Der Poylisher Yidl
- Founded: 25 July 1884
- Ceased publication: 1885
- Political alignment: Anarchist
- Language: Yiddish
- Headquarters: London, UK

= Der Poylisher Yidl =

British Yiddish-language socialist newspaper

The Der Poylisher Yidl (דער פוילישער אידעל, The Little Polish Jew) was one of the first socialist periodicals in the Yiddish language and Britain's first socialist paper targeting an immigrant audience. It was founded on 25 July 1884 by socialist Morris Winchevsky and his friend, writer Eliyahu Wolf Rabinowitz. It featured poetry (mostly Winchevsky's), transatlantic Jewish news and critiques of the local Yiddish theatre (including Sarah and Jacob Adler's troupe). Its writing style was inspired by Aaron Liebermann (who established London's Hebrew Socialist Union), combining international commentary with local community organising. It sold for 1 penny per issue. In 1892, it was renamed to Di Tsukunft (Yiddish: די צוקונפֿט, The Future).

The newspaper ceased publication after less than a year, due to ideological differences. Winchevsky, who was staunchly anti-religious, left because Rabbinowitch accepted an advertisement from Samual Montagu, who was a pillar of the religious community. Winchevsky went on to co-found the Arbeter Fraynd, which regularly criticised Montague and Britain's Chief Rabbi Herman Adler.
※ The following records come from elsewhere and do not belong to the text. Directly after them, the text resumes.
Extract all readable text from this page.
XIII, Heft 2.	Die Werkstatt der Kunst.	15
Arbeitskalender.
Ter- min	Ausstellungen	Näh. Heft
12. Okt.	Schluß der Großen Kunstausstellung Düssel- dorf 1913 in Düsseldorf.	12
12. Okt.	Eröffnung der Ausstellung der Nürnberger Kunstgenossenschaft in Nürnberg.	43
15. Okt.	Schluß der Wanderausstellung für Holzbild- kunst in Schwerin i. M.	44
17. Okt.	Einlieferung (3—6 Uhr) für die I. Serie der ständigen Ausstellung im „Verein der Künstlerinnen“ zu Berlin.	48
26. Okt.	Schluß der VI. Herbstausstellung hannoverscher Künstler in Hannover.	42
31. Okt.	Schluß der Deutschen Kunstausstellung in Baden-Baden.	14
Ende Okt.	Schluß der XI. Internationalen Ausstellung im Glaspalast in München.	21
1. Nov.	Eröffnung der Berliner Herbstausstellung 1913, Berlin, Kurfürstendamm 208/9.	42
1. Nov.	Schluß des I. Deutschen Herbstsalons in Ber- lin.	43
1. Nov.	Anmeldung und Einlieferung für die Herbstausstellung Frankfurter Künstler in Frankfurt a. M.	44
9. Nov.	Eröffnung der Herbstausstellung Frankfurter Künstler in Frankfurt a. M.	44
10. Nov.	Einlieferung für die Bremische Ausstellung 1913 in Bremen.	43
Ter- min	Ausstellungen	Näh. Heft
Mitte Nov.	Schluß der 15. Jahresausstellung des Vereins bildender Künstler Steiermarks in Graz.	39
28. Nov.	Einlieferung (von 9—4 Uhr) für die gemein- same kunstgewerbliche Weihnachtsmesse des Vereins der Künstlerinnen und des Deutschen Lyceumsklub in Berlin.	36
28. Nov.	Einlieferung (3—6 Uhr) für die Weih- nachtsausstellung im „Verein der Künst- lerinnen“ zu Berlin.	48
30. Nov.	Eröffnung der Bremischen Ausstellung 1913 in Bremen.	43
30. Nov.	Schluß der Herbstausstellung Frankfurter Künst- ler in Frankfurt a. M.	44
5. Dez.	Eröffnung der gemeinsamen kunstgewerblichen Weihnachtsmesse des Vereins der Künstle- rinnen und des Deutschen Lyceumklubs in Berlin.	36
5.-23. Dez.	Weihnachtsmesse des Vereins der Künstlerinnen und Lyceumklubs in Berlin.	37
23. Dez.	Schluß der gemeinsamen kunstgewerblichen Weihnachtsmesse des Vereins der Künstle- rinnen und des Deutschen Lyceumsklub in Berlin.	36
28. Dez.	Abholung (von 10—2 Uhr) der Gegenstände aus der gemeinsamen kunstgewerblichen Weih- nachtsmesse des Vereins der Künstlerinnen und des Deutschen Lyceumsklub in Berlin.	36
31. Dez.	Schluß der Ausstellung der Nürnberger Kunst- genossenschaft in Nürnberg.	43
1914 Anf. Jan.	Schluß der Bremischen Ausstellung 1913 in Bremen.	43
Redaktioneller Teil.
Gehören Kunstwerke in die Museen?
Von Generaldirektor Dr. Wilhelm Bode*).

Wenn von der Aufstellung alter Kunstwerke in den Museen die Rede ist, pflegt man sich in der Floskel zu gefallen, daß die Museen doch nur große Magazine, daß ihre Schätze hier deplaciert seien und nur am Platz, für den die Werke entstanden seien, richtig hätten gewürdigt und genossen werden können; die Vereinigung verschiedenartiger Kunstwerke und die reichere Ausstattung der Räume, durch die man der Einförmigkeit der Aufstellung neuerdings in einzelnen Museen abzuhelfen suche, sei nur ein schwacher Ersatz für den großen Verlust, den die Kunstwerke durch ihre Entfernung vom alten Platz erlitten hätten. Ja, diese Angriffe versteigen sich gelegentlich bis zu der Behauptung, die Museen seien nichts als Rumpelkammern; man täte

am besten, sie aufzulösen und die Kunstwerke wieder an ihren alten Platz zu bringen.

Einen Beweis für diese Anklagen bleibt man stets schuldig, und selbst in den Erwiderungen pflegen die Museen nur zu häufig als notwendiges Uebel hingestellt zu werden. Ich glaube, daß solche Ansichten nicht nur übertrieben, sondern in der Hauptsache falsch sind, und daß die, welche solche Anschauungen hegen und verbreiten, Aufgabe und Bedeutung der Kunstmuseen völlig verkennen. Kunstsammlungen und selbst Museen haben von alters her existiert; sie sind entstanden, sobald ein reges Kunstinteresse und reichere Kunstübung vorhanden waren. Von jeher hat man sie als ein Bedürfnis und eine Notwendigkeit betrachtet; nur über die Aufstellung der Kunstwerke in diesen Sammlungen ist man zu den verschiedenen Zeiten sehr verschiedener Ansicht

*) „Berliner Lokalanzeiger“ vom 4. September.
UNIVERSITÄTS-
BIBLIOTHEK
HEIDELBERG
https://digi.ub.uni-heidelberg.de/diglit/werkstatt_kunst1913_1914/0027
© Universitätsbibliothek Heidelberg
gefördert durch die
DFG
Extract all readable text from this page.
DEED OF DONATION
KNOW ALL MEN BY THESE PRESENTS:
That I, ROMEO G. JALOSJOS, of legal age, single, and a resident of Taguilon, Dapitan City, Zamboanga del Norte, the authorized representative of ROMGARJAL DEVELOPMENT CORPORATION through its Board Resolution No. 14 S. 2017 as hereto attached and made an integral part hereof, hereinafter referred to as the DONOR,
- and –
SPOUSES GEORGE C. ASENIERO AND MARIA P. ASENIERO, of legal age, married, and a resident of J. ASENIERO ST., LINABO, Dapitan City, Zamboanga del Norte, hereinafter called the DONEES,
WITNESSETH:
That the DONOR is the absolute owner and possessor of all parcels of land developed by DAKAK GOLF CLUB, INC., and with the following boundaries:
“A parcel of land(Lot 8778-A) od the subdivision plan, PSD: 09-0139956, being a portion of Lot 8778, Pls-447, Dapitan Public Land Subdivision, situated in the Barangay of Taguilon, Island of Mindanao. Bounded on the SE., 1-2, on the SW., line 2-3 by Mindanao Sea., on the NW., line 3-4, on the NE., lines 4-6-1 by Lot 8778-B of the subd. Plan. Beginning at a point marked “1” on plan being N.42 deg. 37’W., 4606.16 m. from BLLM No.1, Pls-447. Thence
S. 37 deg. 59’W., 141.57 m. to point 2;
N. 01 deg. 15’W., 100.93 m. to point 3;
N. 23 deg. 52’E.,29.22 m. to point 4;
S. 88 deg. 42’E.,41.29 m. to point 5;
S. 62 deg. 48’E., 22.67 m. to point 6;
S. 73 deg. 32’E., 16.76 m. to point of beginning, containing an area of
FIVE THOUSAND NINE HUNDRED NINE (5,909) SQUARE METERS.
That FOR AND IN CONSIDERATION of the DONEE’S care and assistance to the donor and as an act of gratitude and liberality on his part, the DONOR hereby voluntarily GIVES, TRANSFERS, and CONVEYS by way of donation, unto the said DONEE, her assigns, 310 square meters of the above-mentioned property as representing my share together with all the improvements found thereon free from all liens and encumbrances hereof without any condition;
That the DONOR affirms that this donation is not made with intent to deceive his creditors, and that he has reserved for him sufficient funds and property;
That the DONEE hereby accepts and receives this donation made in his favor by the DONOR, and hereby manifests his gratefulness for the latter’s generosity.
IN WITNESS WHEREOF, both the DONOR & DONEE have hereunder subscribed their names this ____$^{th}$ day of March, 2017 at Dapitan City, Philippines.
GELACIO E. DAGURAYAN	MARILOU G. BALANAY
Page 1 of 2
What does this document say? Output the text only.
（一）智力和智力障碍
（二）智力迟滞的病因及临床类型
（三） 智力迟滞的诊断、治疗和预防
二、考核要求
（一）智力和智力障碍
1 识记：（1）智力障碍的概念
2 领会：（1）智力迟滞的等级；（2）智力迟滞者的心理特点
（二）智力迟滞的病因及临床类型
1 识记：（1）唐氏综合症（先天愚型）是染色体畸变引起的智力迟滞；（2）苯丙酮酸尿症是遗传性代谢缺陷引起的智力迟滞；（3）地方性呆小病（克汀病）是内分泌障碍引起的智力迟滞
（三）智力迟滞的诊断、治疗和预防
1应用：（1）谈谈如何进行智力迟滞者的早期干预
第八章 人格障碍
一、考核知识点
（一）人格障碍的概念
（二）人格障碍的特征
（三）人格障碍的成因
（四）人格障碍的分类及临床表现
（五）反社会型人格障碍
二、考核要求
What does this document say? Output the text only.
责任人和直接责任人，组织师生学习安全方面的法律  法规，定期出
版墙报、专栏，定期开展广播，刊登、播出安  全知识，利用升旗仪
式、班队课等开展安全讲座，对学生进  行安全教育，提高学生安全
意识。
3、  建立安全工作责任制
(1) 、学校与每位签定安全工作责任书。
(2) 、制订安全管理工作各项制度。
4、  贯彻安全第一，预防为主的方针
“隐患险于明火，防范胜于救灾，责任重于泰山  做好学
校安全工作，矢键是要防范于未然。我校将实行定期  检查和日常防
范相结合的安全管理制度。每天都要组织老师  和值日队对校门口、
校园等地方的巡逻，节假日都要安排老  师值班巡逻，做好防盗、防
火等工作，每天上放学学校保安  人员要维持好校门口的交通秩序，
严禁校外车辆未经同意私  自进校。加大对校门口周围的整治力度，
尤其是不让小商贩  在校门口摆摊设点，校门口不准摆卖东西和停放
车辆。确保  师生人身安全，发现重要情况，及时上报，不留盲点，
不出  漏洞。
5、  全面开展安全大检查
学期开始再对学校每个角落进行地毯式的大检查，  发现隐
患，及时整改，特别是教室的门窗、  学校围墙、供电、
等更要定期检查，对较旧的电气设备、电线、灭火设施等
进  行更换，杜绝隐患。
The newspaper struggled to gain traction and published a total of 16 issues. It was quickly overtaken by the Arbeter Fraynd. The Jewish scene in London in general suffered from factionalism. The prevalence of anarchists meant Russia was not interested in supporting them. Most radical Jews ended up in New York City, including the paper's founder Morris Winchevsky.

The paper claimed to "treat the Jew... as a man... as a Jew... as a worker" and listed four kinds of Jews: "The 'indifferent' care only about themselves; 'assimilationists' consider Jewish separateness to be the root of Jewish troubles; 'nationalists' blame the Jews' homelessness for their sufferings; 'socialists' consider the Jewish problem to be part of the general social problem, not one apart".